SC Arts Commissioner receives Governor’s Award in the Humanities
South Carolina Arts Commissioner, activist and filmmaker Charles T. “Bud” Ferillo Jr. was honored Oct. 20 by South Carolina Humanities with a Governor’s Award in the Humanities.
Ferillo’s leadership on behalf of public education and civil rights make him one of South Carolina’s top advocates for social justice. In 1970, at age 24, he managed Congressman Jim Clyburn’s first political campaign and, the same year, led the floor fight to delete a school segregation plank from the State Democratic Party’s Platform at its state convention, which historian Jack Bass called the “high water mark of segregationist politics in the South Carolina Democratic Party.” Ferillo served as Chief of Staff to two Speakers of the House and Deputy Lieutenant Governor in Governor Dick Riley’s second Administration, helping to draft and pass the 1984 Education Improvement Act. Ferillo’s 2005 documentary, Corridor of Shame, won six national awards for documentary filmmaking and drew international media attention to the problems of education among our poorest school districts. A Vietnam veteran, senior member of the S.C. Arts Commission, and filmmaker, he now coordinates the South Carolina Collaborative for Race and Reconciliation at the University of South Carolina. Bud Ferillo is never on the sidelines, but can always be found in the front ranks of civic engagement and visionary leadership in South Carolina.
Also receiving awards were Betsy Newman, an award-winning documentary and web content producer for South Carolina ETV, and the late John Stringer Rainey, (posthumous award) an attorney and political and philanthropic fundraiser from Camden.
Newman is a documentary producer and web content developer for South Carolina ETV, specializing in making programs on the history and culture of South Carolina. To date she has produced 12 documentaries about the Palmetto State. A South Carolina native, Newman worked for many years in New York City as an independent producer and media educator. She is currently the project director of Between the Waters, a virtual tour/interactive website about Hobcaw Barony, funded by NEH and South Carolina Humanities. She has been nominated for two Emmy Awards and is the recipient of a CINE Golden Eagle. Her documentary, “The Education of Harvey Gantt,” screened in July 2016 at the March on Washington Film Festival at the National Museum of American History.
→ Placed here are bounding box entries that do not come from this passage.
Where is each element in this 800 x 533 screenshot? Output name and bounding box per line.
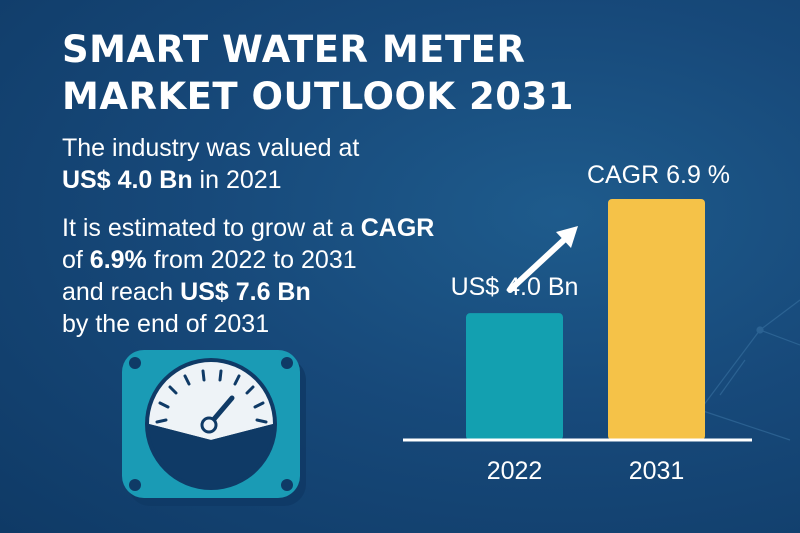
title-line-1: SMART WATER METER	[62, 28, 526, 71]
forecast-line-4: by the end of 2031	[62, 310, 270, 338]
forecast-line-1-prefix: It is estimated to grow at a	[62, 214, 361, 242]
bar-2022	[466, 313, 563, 440]
forecast-paragraph: It is estimated to grow at a CAGR of 6.9…	[62, 212, 434, 340]
data-label-2031: CAGR 6.9 %	[587, 161, 730, 189]
intro-value: US$ 4.0 Bn	[62, 166, 193, 194]
forecast-line-2-prefix: of	[62, 246, 90, 274]
intro-line-2: US$ 4.0 Bn in 2021	[62, 164, 359, 196]
forecast-line-3-prefix: and reach	[62, 278, 181, 306]
intro-value-suffix: in 2021	[192, 166, 282, 194]
intro-line-1: The industry was valued at	[62, 134, 360, 162]
forecast-line-2: of 6.9% from 2022 to 2031	[62, 244, 434, 276]
forecast-target-value: US$ 7.6 Bn	[180, 278, 311, 306]
x-tick-label-2022: 2022	[487, 457, 543, 485]
intro-paragraph: The industry was valued at US$ 4.0 Bn in…	[62, 132, 359, 196]
forecast-cagr-word: CAGR	[360, 214, 435, 242]
forecast-line-3: and reach US$ 7.6 Bn	[62, 276, 434, 308]
bar-2031	[608, 199, 705, 440]
page-title: SMART WATER METER MARKET OUTLOOK 2031	[62, 26, 574, 120]
data-label-2022: US$ 4.0 Bn	[451, 273, 579, 301]
title-line-2: MARKET OUTLOOK 2031	[62, 75, 574, 118]
forecast-cagr-value: 6.9%	[89, 246, 147, 274]
x-tick-label-2031: 2031	[629, 457, 685, 485]
forecast-line-2-suffix: from 2022 to 2031	[146, 246, 357, 274]
forecast-line-1: It is estimated to grow at a CAGR	[62, 212, 434, 244]
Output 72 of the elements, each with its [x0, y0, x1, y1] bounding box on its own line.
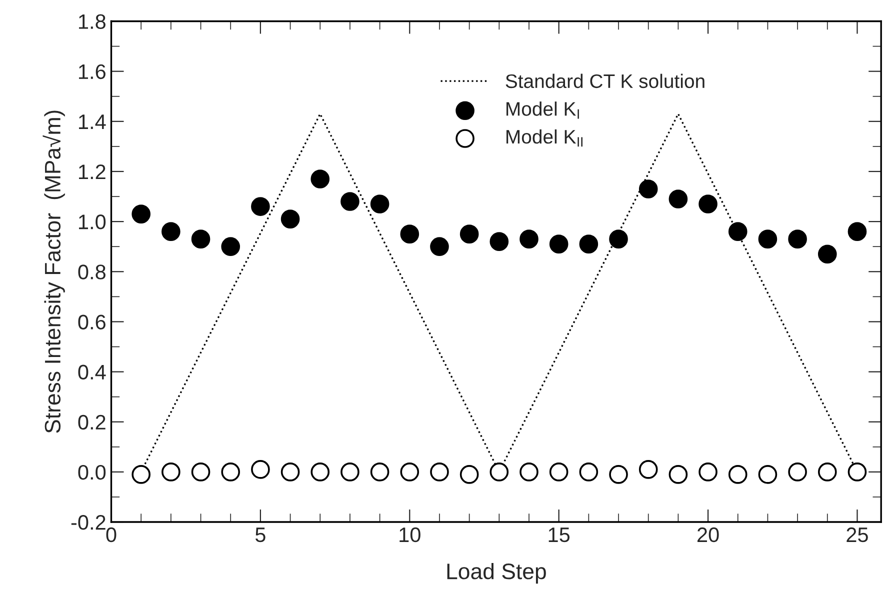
- x-axis-title: Load Step: [447, 562, 546, 584]
- y-tick-label: 0.0: [78, 464, 106, 480]
- point: [310, 170, 330, 188]
- x-tick-label: 15: [548, 528, 570, 542]
- point: [609, 465, 628, 484]
- y-tick-label: 0.4: [78, 364, 106, 380]
- legend-label: Model K$_{I}$: [506, 102, 579, 119]
- point: [549, 462, 568, 482]
- point: [370, 462, 390, 482]
- y-tick-label: -0.2: [71, 515, 106, 530]
- point: [340, 192, 360, 211]
- y-axis-title: Stress Intensity Factor (MPa√m): [42, 110, 65, 433]
- point: [280, 210, 300, 228]
- point: [132, 465, 150, 484]
- point: [400, 224, 420, 244]
- point: [400, 462, 420, 482]
- point: [818, 462, 837, 482]
- point: [818, 244, 837, 264]
- point: [848, 222, 867, 241]
- point: [728, 222, 748, 241]
- legend-label: Standard CT K solution: [506, 74, 704, 88]
- x-tick-label: 0: [106, 527, 116, 542]
- y-tick-label: 0.6: [78, 314, 106, 330]
- point: [221, 237, 240, 256]
- point: [698, 462, 718, 482]
- y-tick-label: 1.8: [79, 14, 106, 29]
- point: [251, 197, 270, 216]
- point: [788, 462, 807, 482]
- point: [668, 190, 688, 208]
- point: [758, 230, 778, 248]
- point: [490, 462, 509, 482]
- point: [609, 230, 628, 248]
- point: [430, 237, 449, 256]
- y-tick-label: 1.0: [79, 214, 106, 230]
- point: [132, 204, 150, 224]
- point: [549, 234, 568, 254]
- point: [490, 232, 509, 251]
- point: [638, 460, 658, 479]
- point: [698, 194, 718, 214]
- point: [460, 224, 479, 244]
- point: [162, 462, 180, 482]
- y-tick-label: 1.6: [79, 64, 106, 80]
- point: [579, 234, 598, 254]
- point: [251, 460, 270, 479]
- y-tick-label: 1.4: [79, 114, 106, 129]
- point: [520, 462, 538, 482]
- point: [728, 465, 748, 484]
- x-tick-label: 20: [697, 527, 719, 542]
- point: [638, 180, 658, 198]
- y-tick-label: 0.8: [78, 264, 106, 280]
- point: [430, 462, 449, 482]
- x-tick-label: 10: [400, 527, 420, 542]
- point: [460, 465, 479, 484]
- point: [221, 462, 240, 482]
- point: [191, 230, 210, 248]
- point: [520, 230, 538, 248]
- point: [668, 465, 688, 484]
- point: [758, 465, 778, 484]
- legend-label: Model K$_{II}$: [506, 129, 582, 147]
- point: [370, 194, 390, 214]
- point: [191, 462, 210, 482]
- point: [340, 462, 360, 482]
- x-tick-label: 25: [846, 527, 868, 542]
- y-tick-label: 1.2: [79, 164, 106, 180]
- point: [162, 222, 180, 241]
- x-tick-label: 5: [255, 528, 266, 542]
- y-tick-label: 0.2: [78, 414, 106, 430]
- point: [280, 462, 300, 482]
- point: [579, 462, 598, 482]
- point: [848, 462, 867, 482]
- point: [310, 462, 330, 482]
- point: [788, 230, 807, 248]
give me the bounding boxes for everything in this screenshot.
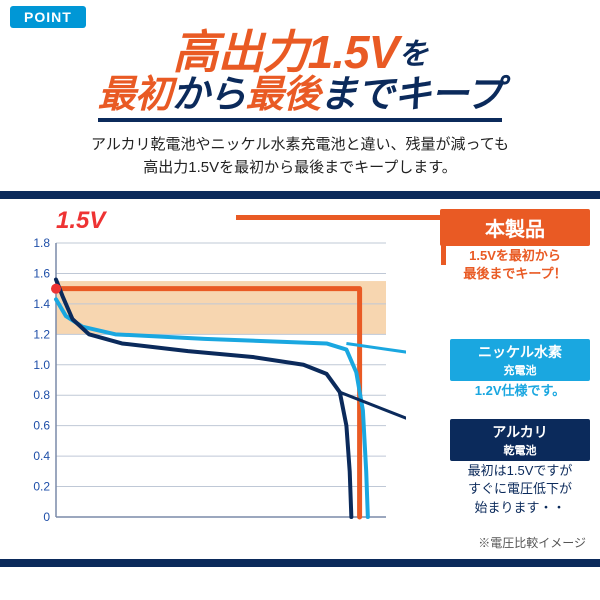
svg-text:0.8: 0.8 [33,388,50,402]
legend-product-sub1: 1.5Vを最初から [440,248,590,264]
legend-nimh-t1: ニッケル水素 [478,344,562,360]
subhead-l1: アルカリ乾電池やニッケル水素充電池と違い、残量が減っても [10,134,590,157]
svg-text:1.6: 1.6 [33,267,50,281]
legend-alk-t2: 乾電池 [458,442,582,458]
legend-alk-sub1: 最初は1.5Vですが [450,463,590,479]
legend-nimh: ニッケル水素 充電池 1.2V仕様です。 [450,339,590,399]
hl2-d: まで [320,74,394,116]
legend-product-title: 本製品 [440,209,590,246]
legend-nimh-title: ニッケル水素 充電池 [450,339,590,381]
legend-alkaline-title: アルカリ 乾電池 [450,419,590,461]
chart-frame: 1.5V 00.20.40.60.81.01.21.41.61.8 本製品 1.… [0,191,600,567]
legend-alk-sub3: 始まります・・ [450,500,590,516]
legend-product: 本製品 1.5Vを最初から 最後までキープ！ [440,209,590,283]
headline-suffix: を [398,38,427,71]
chart-footnote: ※電圧比較イメージ [478,534,586,551]
legend-nimh-t2: 充電池 [458,362,582,378]
svg-text:0.4: 0.4 [33,449,50,463]
headline: 高出力1.5Vを 最初から最後までキープ [0,28,600,126]
point-badge: POINT [10,6,86,28]
chart-area: 1.5V 00.20.40.60.81.01.21.41.61.8 本製品 1.… [6,209,594,553]
hl2-c: 最後 [246,74,320,116]
hl2-b: から [172,74,246,116]
subhead-l2: 高出力1.5Vを最初から最後までキープします。 [10,157,590,180]
svg-text:0.2: 0.2 [33,480,50,494]
hl2-a: 最初 [98,74,172,116]
svg-text:1.2: 1.2 [33,328,50,342]
legend-nimh-sub: 1.2V仕様です。 [450,383,590,399]
hl2-e: キープ [394,74,503,116]
headline-line1: 高出力1.5Vを [6,28,594,76]
svg-text:1.0: 1.0 [33,358,50,372]
svg-text:0: 0 [43,510,50,524]
headline-line2: 最初から最後までキープ [98,76,503,122]
headline-main: 高出力1.5V [173,26,399,78]
svg-text:1.4: 1.4 [33,297,50,311]
legend-alk-sub2: すぐに電圧低下が [450,481,590,497]
legend-alk-t1: アルカリ [492,424,547,440]
product-bracket [236,215,446,265]
legend-product-sub2: 最後までキープ！ [440,266,590,282]
svg-text:0.6: 0.6 [33,419,50,433]
subheading: アルカリ乾電池やニッケル水素充電池と違い、残量が減っても 高出力1.5Vを最初か… [0,126,600,191]
svg-text:1.8: 1.8 [33,236,50,250]
legend-alkaline: アルカリ 乾電池 最初は1.5Vですが すぐに電圧低下が 始まります・・ [450,419,590,516]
Rainey (1941-2015), late of Camden, S.C. but a native of Anderson, S.C., was a practicing attorney who also served as chairman of the board of Greenville-based Easlan Capital, Inc., a real estate development firm. He was also active in other business and in civic and political affairs. He served on and chaired a variety of boards, including the South Carolina Board of Economic Advisors, the Palmetto Economic Development Corporation, National Wildlife Federation Endowment, Brookgreen Gardens, and the Thoroughbred Retirement Foundation, among many others. He was a trustee of the ETV Endowment of South Carolina for more than 20 years and served as both President and Chairman. Rainey was the executive producer of several documentary films, including Corridor of Shame and South Carolinians in WWII. He has received many honors and awards, such as The Order of the Palmetto and the South Carolina Wildlife Federation’s Conservationist of the Year. By Presidential appointment, he was a member of the Board of Visitors of the United States Military Academy at West Point. A 1962 graduate of the University of Virginia, (BA in History), where he also was a Distinguished Military Graduate from Army ROTC, he also held law degrees from the University of South Carolina (JD, 1965) and Georgetown University (LLM in Taxation, 1969).
Established in 1991, the Governor’s Awards in the Humanities recognize outstanding achievement in humanities research, teaching, and scholarship; institutional and individual participation in community-based programs that promote public understanding of ideas and issues related to the humanities; excellence defining South Carolina’s cultural life to the nation or world; and exemplary support for public humanities programs. From 1991-2015, 71 awards have been presented. S.C. Humanities is completing its 43rd year as the state-based program of the National Endowment for the Humanities.